HOLYROOD Presiding Officer Tricia Marwick has confirmed plans to decouple MSPs' salaries from those at Westminster.

She spoke of "leadership and restraint" as she said any future increase would be linked to public sector pay, and called the notion of Scotland following Westminster with an 11% increase for politicians' pay "unthinkable" in the current economic climate. Ms Marwick also revealed that the Scottish Parliament Corporate Body, the committee she convenes which runs Holyrood, had been working on this issue since October and that all party leaders had agreed to the change.

This has come to a head because of this week's announcement at Westminster by the Independent Parliamentary Standards Authority of an 11% pay rise for MPs, with balancing cuts in other areas such as expenses and severance.
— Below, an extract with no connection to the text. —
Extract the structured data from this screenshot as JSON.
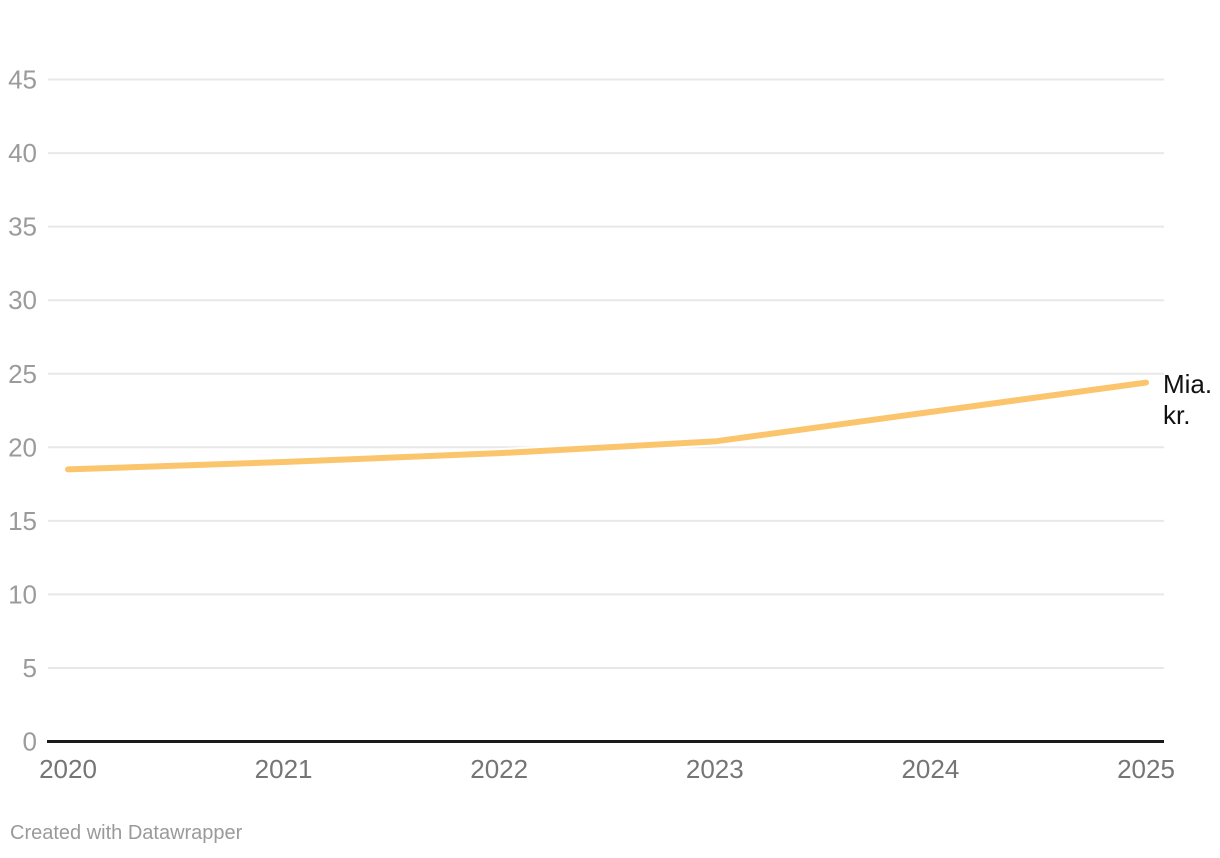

But the headline figure is already causing public outrage. Ms Marwick has now written to all MSPs to say: "It is unthinkable that a significant pay rise for MSPs could be agreed, particularly in the current economic climate "The SPCB is therefore proposing that the current link with MPs pay be broken and that instead we put future increases in MSPs' pay on an equal footing with those in the public sector in Scotland."

MSPs currently earn £58,097, a figure set at 87.5% of that for an MP, currently £66,396. IPSA is proposing a Westminster increase of more than 11% to £74,000 from 2015. The Holyrood counter view is for a planned one per cent rise to go ahead in 2014 and when the Westminster review kicks in in 2015 to proceed with its own system pegged to public sector pay, which will remain way below the Westminster level.

The Presiding Officer's letter to MSPs states: "The SPCB firmly believes that, particularly in the economic climate, we must show leadership and restraint and limit our increase in pay to the same level as the public sector. I therefore invite members to support the resolution when it comes before parliament for approval."

A number of MPs have said they will give the money to charity if the Westminster rise is imposed.

Tory MP Charles Walker, who represents Broxbourne, said he would take the wages increase. He said: "I've been working, since I left university, for 25 years and I have never turned a pay rise down."

Labour leader Ed Miliband has called for cross-party talks to prevent the pay rise.